Debunking “Moon Phase Gardening”

Do you believe a full moon can bring out the worst in people? Well there are some gardeners that think the moon can affect plants too. The idea is called moon phase gardening and the belief is the moon’s gravity can affect the way plants process water and nutrients. A little research and you might find yourself believing the practice is based on some solid science, but it’s not! Here are a few of the rules behind moon phase gardening and the science that says to avoid taking this gardening trend too seriously.

Meteorologist Alex Calamia debunks some of the claims behind “moon phase gardening”.

Myth 1: Plant certain crops during certain moon phases.

The moon is our closest neighbor in the sky and perhaps that’s how the idea behind moon gardening started in the first place. Moon garden folklore goes back as far as the Mayans. There’s a belief the moon’s position in the sky has an impact on living things. 

Moon phases have an affect on some aspects of our world, particularly ocean tides. The highest high tides and lowest high tides happen during the new and full moon phases because the moon and the sun are lined up. During these two moon phases, the moon’s gravity isn’t lowered by the sun’s gravity, in fact, it’s enhanced by it! Oceans make up more than 70% of the Earth’s surface and have a vast surface area so even something so minor like the moon’s gravity can bulge the surface of the ocean upward.

The idea behind “moon phase gardening”

Gardeners using moon phase gardening may explain the moon’s gravity can effect the water flow inside plants too. That’s why people planting based on moon phases say to plant leafy greens when the moon is waxing (getting closer to full moon), root crops when the moon is waning (leaving the full moon phase), or plant leafy greens during the new moon. This idea is flawed because water doesn’t passively ebb and flow in plants like it does in the ocean. 

“If that were true, you’d have sap moving up and down twice a day on plants. That would just wreak havoc on their system”, Clemson extension agent Jackie Jordan explains.

Unlike the ocean, plants are constantly defying even the Earth’s strong gravity. Each plant contains hormones that tell seeds to sprout roots down and shoots up using cues from gravitational forces. As plants grow they develop a network of structures called the xylem and the phloem. The Xylem transports water upward, and the phloem transports nutrients from photosynthesis throughout the plant. When theses structures aren’t doing their job effectively (like hot and humid days or after a damaging freeze), plants wilt. There’s no observable change depending on moon phases and the moon’s gravity is so insignificant to a plant that it’s not possible for moon phases to affect plants in this way.

Myth 2: A full moon helps plants grow faster

It’s true that plants get an extra boost when days are longer or brighter. Alaska is known for producing mega sized crops each summer because of the nearly endless sunlight and some plants can live for years off the florescent lights in an office building. The light in both these instances is a lot more significant than even the brightest full moon which, according to Jackie Jordan, is 400-thousand times dimmer than full sunlight. Compared to even a street light, the full moon doesn’t have enough light to affect plants noticeably, but Jordan mentions artificial light does have an affect on plants that require shorter days to begin blooming – like chrysanthemum and poinsettias.

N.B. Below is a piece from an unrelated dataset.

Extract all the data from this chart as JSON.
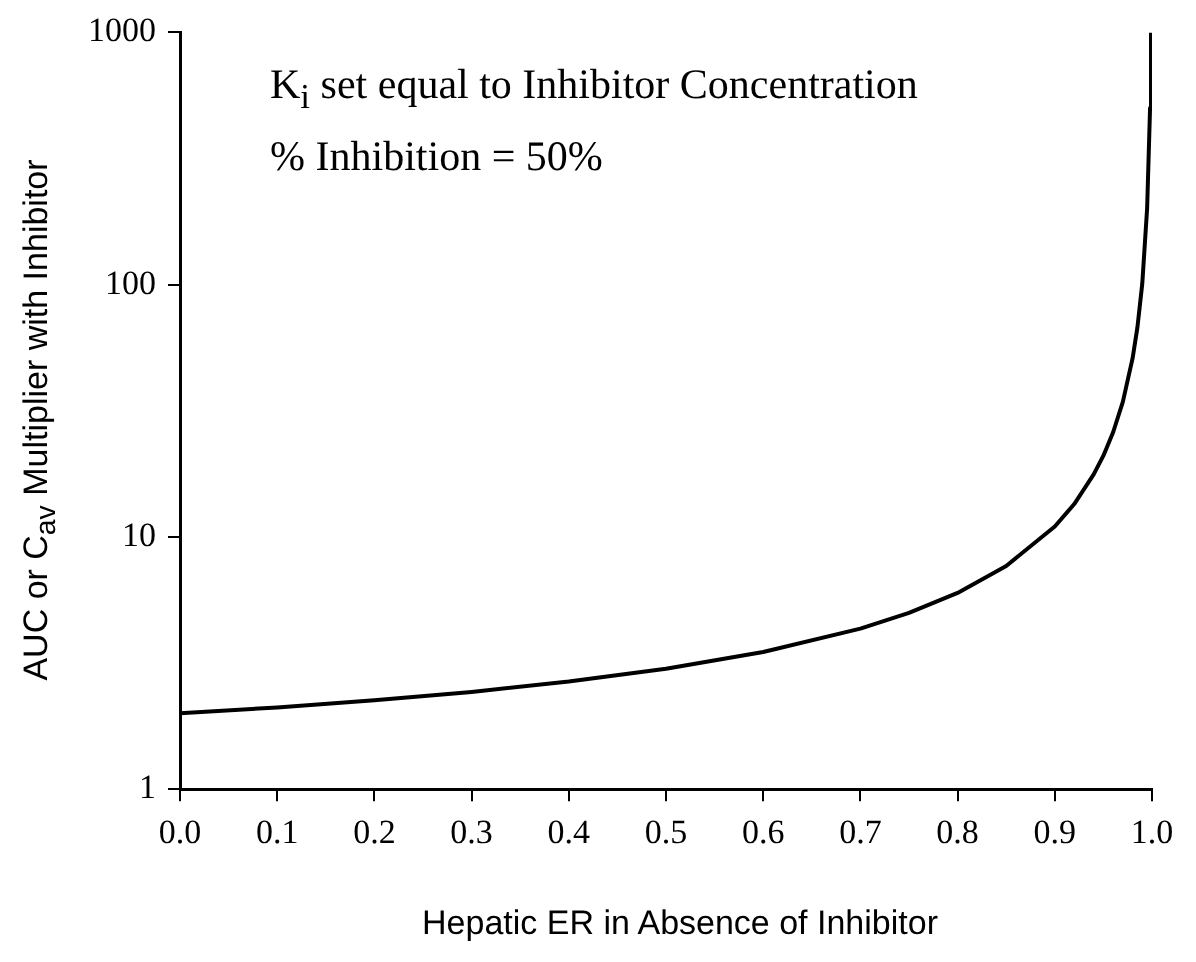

Full moons do historically have an important role in gardens because farmers used to rely on these brighter nights to work in the fields. This is why the last full moon of the summer is called the “Harvest moon” and many other full moon phases have names deriving from farming.

Plumeria flowers on my porch during a full moon

Planting at the right time is important

When it comes to moon phase gardening, experts agree “It might be something fun, but I’d say you’re better off if you pay attention to things that really do matter, temperature, humidity”, Jackie Jordan explains. Moon phase gardening limits gardeners to only a few days each month for planting and harvesting certain crops. This is detrimental for crops that need to be harvested almost daily. Peas need to be harvested constantly, otherwise the pods will become hard and inedible and the plant will stop producing new pods because it’s already finished it’s purpose – reproduction.

Make no mistake, timing is everything, but instead of focusing on moon phases, gardeners should pay close attention to the weather and the climate needs an individual plant requires for success. The Clemson Extension has a great resource on their website for gardeners in South Carolina that need some advice about when to plant certain crops to avoid damaging weather or insects. The weather can change in an instant so when the timing is right, take some time to start planting!